Tuesday, August 5, 2008

Review - Street Kings

A veteran vice cop, Tom Ludlow, has to decipher through a web of deceit and secrets to uncover the truth of his ex-partner's murder that he may be implicated in. Officer Ludlow must go deeper than he has been before and uncover truth about the cops he has surrounded himself with his whole career, ultimately questioning their true motives.

This gritty cop drama is directed by Daid Ayer (Harsh Times), and does its best job taking the viewer through the various riddled plot twists in the film. The cunning tale is heavy on violence and gun play, and has a strong script that helps to make it overall an enjoyable ride. The film is very dark in nature, moves at a great pace, and all of the performances are very strong adding to it's likability. Overall Street Kings exceeded beyond my expectations, which were low going in.

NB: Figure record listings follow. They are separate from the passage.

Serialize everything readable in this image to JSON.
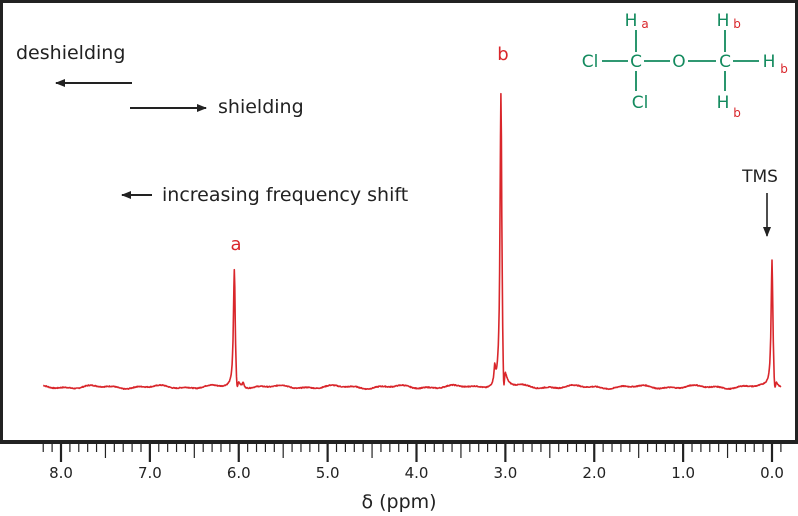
{
  "chart_data": {
    "type": "line",
    "xlabel": "δ (ppm)",
    "xlim": [
      8.2,
      -0.1
    ],
    "x_reversed": true,
    "x_ticks": [
      8.0,
      7.0,
      6.0,
      5.0,
      4.0,
      3.0,
      2.0,
      1.0,
      0.0
    ],
    "x_tick_labels": [
      "8.0",
      "7.0",
      "6.0",
      "5.0",
      "4.0",
      "3.0",
      "2.0",
      "1.0",
      "0.0"
    ],
    "x_minor_step": 0.1,
    "grid": false,
    "series": [
      {
        "color": "#d9262b",
        "peaks": [
          {
            "label": "a",
            "x": 6.05,
            "height": 0.92
          },
          {
            "label": "b",
            "x": 3.05,
            "height": 2.3
          },
          {
            "label": "TMS",
            "x": 0.0,
            "height": 1.0
          }
        ]
      }
    ],
    "annotations": {
      "deshielding": "deshielding",
      "shielding": "shielding",
      "frequency": "increasing frequency shift",
      "peak_a": "a",
      "peak_b": "b",
      "tms": "TMS"
    },
    "molecule": {
      "color": "#138a5e",
      "label_color": "#d9262b",
      "atoms": {
        "cl_left": "Cl",
        "c1": "C",
        "o": "O",
        "c2": "C",
        "cl_bottom": "Cl",
        "h_top1": "H",
        "h_top2": "H",
        "h_right": "H",
        "h_bottom": "H"
      },
      "subscripts": {
        "h_top1": "a",
        "h_top2": "b",
        "h_right": "b",
        "h_bottom": "b"
      }
    }
  }
}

Keanu Reeves delivers a very typical performance in Street Kings, and feels very much at home as the grizzled detective. I have come to get very use to Keanu's low and mono-tone delivery, but here it works quite well with his character. Tom Ludlow is a very weary veteran cop, who has lost his wife in an un-closed case, and spends most of his time drinking. Call me crazy, but Keanu Reeves reminds me of Clint Eastwood! They both have they mono-tone deliveries and are great as badass cops!

Chris Evans is starting to impress me! His work in Sunshine and here in Street Kings, is very good! He plays detective Paul Diskant, who is assinged to Ludlow's ex-partners murder. Evans and Reeves teamup to try and uncover just what occured and what triggered the shooting. The two play nicely off-eachother and provide a believable partner situation. Hugh Laurie (HOUSE M.D.) plays Internal Affairs Captain James Biggs, who is very similar to Laurie's character on House, with his long-winded and insightful monologues. Laurie who I normal don't like, had a very layered character who seems to pop-up in the most inopportune times, and I really enjoyed his scenes with Reeves. Forset Whitaker also delivers a stunning performance as the Captain to the Vice squad Reeves belongs to. Whitaker is always good and never seems to disappoint.

The violence and script are very strong in this film and ultimately made me give it good marks. Cop dramas, can sometime feel like a dime a dozen, but Street Kings stands out. It doesn't go too far out on a ledge with the story and remains fairly grounded in reality. Set in the Los Angeles backdrop everything felt very real and done with a dark edge that made the film gritty and memorable. This is Ayer's second attempt at a cop drama and he does a far better job with Street Kings. Street Kings has an intense feel to it that keeps the veiwer enthralled throughout, where Harsh Times lost the viewer fairly quickly. Finally, Street Kings is a strong and twist filled drama, which doesn't shy away from violence, and keeps you tied in until the explanation filled finale.